La marcia di protesta della Embraco

Licenziamenti all'Embraco: i lavoratori arrabbiati occupano la provinciale

Domani vorrebbero incontrare Gentiloni

A distanza di poche ore dall’annuncio della Embraco di licenziare 497 dipendenti sui 537 complessi, ecco le prime azioni da parte degli stessi lavoratori, avvenute questa mattina, giovedì 11 gennaio 2018.

Prima con l’assemblea davanti alla fabbrica, a Riva presso Chieri, alla presenza dei sindacati. Poi con il corteo lungo la provinciale 120, che ha portato a rallentamenti al flusso veicolare ma anche a tanta solidarietà da parte degli automobilisti: diverse centinaia i presenti al corteo, con una parte che è rimasta a presidio dello stabilimento.
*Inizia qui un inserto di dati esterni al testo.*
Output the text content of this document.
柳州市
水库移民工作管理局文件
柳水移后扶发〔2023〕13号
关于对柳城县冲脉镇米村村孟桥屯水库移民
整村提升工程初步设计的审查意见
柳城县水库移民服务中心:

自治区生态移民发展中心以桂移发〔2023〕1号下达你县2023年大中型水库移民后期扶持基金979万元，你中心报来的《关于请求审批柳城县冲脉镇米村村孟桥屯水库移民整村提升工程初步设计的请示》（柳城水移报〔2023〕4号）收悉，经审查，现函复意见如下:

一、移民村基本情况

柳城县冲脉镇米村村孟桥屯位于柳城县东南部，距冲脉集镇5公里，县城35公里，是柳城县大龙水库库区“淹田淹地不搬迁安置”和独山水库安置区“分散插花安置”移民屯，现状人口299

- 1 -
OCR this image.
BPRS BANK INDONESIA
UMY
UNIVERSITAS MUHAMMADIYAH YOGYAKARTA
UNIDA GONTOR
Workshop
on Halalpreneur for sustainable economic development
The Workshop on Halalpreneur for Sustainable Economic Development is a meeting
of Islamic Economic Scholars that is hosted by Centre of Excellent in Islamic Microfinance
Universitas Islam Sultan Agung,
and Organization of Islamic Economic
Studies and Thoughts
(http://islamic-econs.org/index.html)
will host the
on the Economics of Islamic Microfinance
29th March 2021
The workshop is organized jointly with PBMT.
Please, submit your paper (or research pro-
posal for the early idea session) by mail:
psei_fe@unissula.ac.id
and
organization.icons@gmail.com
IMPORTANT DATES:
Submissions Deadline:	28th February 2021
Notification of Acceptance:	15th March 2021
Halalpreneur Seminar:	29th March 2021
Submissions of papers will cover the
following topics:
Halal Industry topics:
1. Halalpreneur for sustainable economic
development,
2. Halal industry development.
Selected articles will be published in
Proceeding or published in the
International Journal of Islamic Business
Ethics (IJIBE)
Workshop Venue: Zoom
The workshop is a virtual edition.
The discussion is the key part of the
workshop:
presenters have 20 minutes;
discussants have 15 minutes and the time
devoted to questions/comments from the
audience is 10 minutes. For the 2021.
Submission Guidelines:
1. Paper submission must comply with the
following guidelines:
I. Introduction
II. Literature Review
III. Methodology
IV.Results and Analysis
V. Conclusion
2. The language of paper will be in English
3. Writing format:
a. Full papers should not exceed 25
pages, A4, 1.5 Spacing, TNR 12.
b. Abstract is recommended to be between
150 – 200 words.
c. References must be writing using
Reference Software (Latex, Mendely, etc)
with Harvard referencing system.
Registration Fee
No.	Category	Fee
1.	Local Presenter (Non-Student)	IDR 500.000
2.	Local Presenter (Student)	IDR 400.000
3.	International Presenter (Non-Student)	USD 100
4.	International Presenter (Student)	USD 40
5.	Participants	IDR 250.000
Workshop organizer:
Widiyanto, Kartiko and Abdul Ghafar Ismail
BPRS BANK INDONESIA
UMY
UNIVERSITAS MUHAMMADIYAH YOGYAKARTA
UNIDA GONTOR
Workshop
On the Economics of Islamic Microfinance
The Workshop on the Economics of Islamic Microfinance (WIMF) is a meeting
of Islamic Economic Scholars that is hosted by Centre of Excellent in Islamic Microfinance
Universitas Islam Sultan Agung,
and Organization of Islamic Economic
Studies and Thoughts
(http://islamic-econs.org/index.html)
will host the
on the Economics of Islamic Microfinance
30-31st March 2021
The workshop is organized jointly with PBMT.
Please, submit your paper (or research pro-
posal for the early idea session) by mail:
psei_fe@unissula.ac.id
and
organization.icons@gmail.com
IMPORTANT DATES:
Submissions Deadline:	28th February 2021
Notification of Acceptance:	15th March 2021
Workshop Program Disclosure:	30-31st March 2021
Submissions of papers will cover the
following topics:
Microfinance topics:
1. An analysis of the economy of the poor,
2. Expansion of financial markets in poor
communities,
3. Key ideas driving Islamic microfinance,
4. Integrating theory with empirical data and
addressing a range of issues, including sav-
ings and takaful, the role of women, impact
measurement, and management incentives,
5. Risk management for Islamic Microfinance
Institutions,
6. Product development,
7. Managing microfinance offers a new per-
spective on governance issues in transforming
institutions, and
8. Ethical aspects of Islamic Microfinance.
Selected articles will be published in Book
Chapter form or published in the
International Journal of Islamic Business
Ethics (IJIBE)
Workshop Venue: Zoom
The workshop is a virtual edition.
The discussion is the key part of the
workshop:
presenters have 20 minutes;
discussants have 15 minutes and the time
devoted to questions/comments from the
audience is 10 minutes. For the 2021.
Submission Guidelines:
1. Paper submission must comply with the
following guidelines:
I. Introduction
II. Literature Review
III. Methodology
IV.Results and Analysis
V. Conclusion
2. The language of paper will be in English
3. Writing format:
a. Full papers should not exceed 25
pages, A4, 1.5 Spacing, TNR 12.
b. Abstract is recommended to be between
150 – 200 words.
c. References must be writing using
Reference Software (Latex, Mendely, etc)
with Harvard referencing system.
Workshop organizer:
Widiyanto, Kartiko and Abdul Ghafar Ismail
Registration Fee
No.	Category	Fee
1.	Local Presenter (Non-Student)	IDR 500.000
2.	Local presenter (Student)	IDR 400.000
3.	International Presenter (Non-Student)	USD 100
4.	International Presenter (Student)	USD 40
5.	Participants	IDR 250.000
“Faremo in modo che la Embraco ritiri il licenziamento, così come è avvenuto per la Comital a Volpiano”, gridano i lavoratori dell’azienda che produce compressori per i frigoriferi della Whirlpool.

Gli stessi hanno poi incontrato il sindaco Livio Strasly davanti alla sede del municipio. 

Ma non è finita qui, perché domani, venerdì 12 gennaio 2018, una delegazione si recherà al Lingotto per cercare di avere l’opportunità di poter parlare, anche solo qualche minuto, con il premier Paolo Gentiloni, che sarà a Torino, dove è in programma l'assemblea degli amministratori locali del PD in vista della campagna elettorale per le politiche di marzo.

“Il premier può cercare di convincere l’azienda a ritirare i licenziamenti”, affermano i sindacalisti delle sigle Fiom-Cgil e Uilm-Uil.

Sempre domani, alle 14, a Roma, un’altra delegazione di lavoratori e sindacati sarà ricevuta al Ministero dello Sviluppo Economico.